Tel est l’intitulé du programme de recherche porté par Bertrand Sergot, Denis Chabault et Elodie Loubaresse. Ce programme de recherche est accompagné et financé à hauteur de 56 000 euros sur la période 2014-2017 par le Forum Vies Mobiles, un institut autonome de recherche et d’échanges sur la mobilité soutenu par la SNCF. Il étudie la mobilité à la fois comme franchissement de l’espace physique et comme changement social. Il cherche à observer les modes de vie et leur déploiement sur le territoire grâce aux transports et aux télécommunications et à anticiper leurs transformations (pour plus d’informations, voir : http://fr.forumviesmobiles.org/). Il s’est doté d’un comité d’orientation transdisciplinaire de haut niveau composé de praticiens du transport, d’artistes et de chercheurs en sociologie, géographie, urbanisme, philosophie… spécialistes des questions de mobilités spatiales. Le programme de recherche « les organisations comme régulatrices de mobilités différenciées » vise à compléter les axes de travail du Forum dans le champ des sciences de gestion.
Les mobilités dans l’espace géographique constituent depuis longtemps un objet de recherche reconnu en gestion, notamment en gestion des ressources humaines. Les recherches existantes tendent toutefois à se concentrer exclusivement sur l’étude des mobilités spatiales à l’échelle d’individus au travail ou de populations particulières d’individus au travail. Dans ces conditions, l’objectif général du programme de recherche est de dépasser ces niveaux d’analyse usuels afin d’analyser dans quelle mesure et comment les organisations, et plus particulièrement les entreprises, sont à même de générer et d’orchestrer, en leur sein mais aussi dans leurs relations avec leurs partenaires extérieurs, des ensembles différenciés de mobilités et d’immobilités dans l’espace géographique (voir aussi Sergot et al., 2012). A cette fin, la réflexion s’appuie sur la combinaison, d’une part, de la littérature riche mais fragmentée produite en sciences de gestion sur les mobilités spatiales, en particulier en GRH et en théorie des organisations, et, d’autre part, des principaux enseignements du new mobilities paradigm. Le new mobilities paradigm est un cadre d’analyse en cours de structuration qui a émergé ces dernières années, principalement en sociologie et en géographie humaine (Cresswell, 2010 ; Kaufmann, 2002 ; Urry, 2007) et qui vise à permettre d’analyser les phénomènes sociaux contemporains sous l’angle des mobilités spatiales. Un de ses apports les plus prometteurs pour le présent programme réside dans sa volonté de centrer l’analyse sur les interdépendances existant entre différentes mobilités spatiales (distinguées par la nature de leurs objets – individus, biens physiques et/ou informations -, par leurs échelles spatiales et/ou leurs temporalités), ainsi que les interdépendances existant entre mobilités et immobilités spatiales.

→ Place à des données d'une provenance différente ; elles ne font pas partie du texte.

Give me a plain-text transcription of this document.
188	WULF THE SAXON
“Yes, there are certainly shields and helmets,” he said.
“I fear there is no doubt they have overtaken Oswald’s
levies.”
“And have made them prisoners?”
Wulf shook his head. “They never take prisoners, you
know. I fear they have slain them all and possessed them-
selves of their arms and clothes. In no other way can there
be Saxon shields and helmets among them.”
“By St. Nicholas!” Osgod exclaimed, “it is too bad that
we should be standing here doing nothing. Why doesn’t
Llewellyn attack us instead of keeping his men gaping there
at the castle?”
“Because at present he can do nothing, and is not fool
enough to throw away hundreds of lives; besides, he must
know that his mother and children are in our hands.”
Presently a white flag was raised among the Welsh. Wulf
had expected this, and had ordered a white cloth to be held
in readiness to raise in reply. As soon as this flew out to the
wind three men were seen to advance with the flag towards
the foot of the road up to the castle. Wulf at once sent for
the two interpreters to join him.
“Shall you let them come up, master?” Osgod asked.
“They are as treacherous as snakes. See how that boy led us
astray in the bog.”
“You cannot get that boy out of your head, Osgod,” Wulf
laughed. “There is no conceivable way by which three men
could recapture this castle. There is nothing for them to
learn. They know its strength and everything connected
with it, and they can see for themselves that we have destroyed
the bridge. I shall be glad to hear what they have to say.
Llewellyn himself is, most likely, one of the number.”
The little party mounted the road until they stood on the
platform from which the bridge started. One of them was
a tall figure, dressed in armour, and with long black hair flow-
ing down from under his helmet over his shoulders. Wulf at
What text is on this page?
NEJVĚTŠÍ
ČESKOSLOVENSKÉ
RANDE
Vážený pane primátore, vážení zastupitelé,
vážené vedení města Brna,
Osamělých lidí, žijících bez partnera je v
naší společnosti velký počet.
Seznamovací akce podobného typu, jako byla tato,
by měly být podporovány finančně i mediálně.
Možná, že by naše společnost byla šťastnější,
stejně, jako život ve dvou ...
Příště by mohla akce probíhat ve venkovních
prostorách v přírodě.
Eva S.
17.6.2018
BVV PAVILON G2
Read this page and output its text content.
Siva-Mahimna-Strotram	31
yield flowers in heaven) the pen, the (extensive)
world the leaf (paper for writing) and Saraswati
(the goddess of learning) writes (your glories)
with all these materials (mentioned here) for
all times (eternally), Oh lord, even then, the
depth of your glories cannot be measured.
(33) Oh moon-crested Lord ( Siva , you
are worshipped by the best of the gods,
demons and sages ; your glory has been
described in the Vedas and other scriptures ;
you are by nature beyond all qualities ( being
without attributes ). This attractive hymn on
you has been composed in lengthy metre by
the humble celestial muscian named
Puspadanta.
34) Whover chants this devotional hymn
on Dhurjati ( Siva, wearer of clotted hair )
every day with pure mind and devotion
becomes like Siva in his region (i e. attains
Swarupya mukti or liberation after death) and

La partie empirique du programme de recherche est subdivisée en trois axes étroitement liés entre eux :
- Le premier axe a pour objectif de comprendre comment les entreprises gèrent leurs salariés mobiles travaillant au moins en partie hors de leurs locaux permanents. Il s’agit notamment d’étudier les tiers lieux et autres espaces de co-working afin d’identifier les modes et moyens de coordination et de contrôle organisationnel des salariés pendulaires qui les fréquentent, ainsi que les interactions de ces salariés avec leur environnement immédiat.
- Le deuxième axe vise à explorer, au travers de l’étude de décisions de restructuration mises en œuvre par des entreprises du secteur de l’agroalimentaire, comment les discours de valorisation ou de dévalorisation de certaines des mobilités spatiales associées à ces restructurations participent à leur légitimation et/ou à leur délégitimation, facilitant ou contraignant (selon les cas) ainsi les opérations de restructuration.
- Le troisième axe du projet étudiera les mobilités spatiales, leurs modalités de différenciation et leurs enjeux tant pour les individus que pour l’organisation concernée. On s’intéressera notamment aux interactions entre mobilités et RSE, afin de voir dans quelle mesure la dimension responsable des mobilités est prise en compte dans leur orchestration organisationnelle.
Les porteurs du programme sont ouverts à toutes les propositions de collaboration de chercheurs du RITM qui permettraient d’accroître la qualité d’ensemble dudit programme.
Références bibliographiques
Cresswell, T., 2010, “Mobilities I: catching up”, Progress in Human Geography, 35: 4, 550-558.
Kaufmann, V., 2002, Re-thinking Mobility. Farnham, UK: Ashgate, Collection Transport and Society.
Sergot, B., D. Chabault et É. Loubaresse, 2012, “Mobilités spatiales et dynamiques organisationnelles”, Revue Française de Gestion: 7, 77-90.
Urry, J., 2007, Mobilities. Cambridge, UK Polity Press.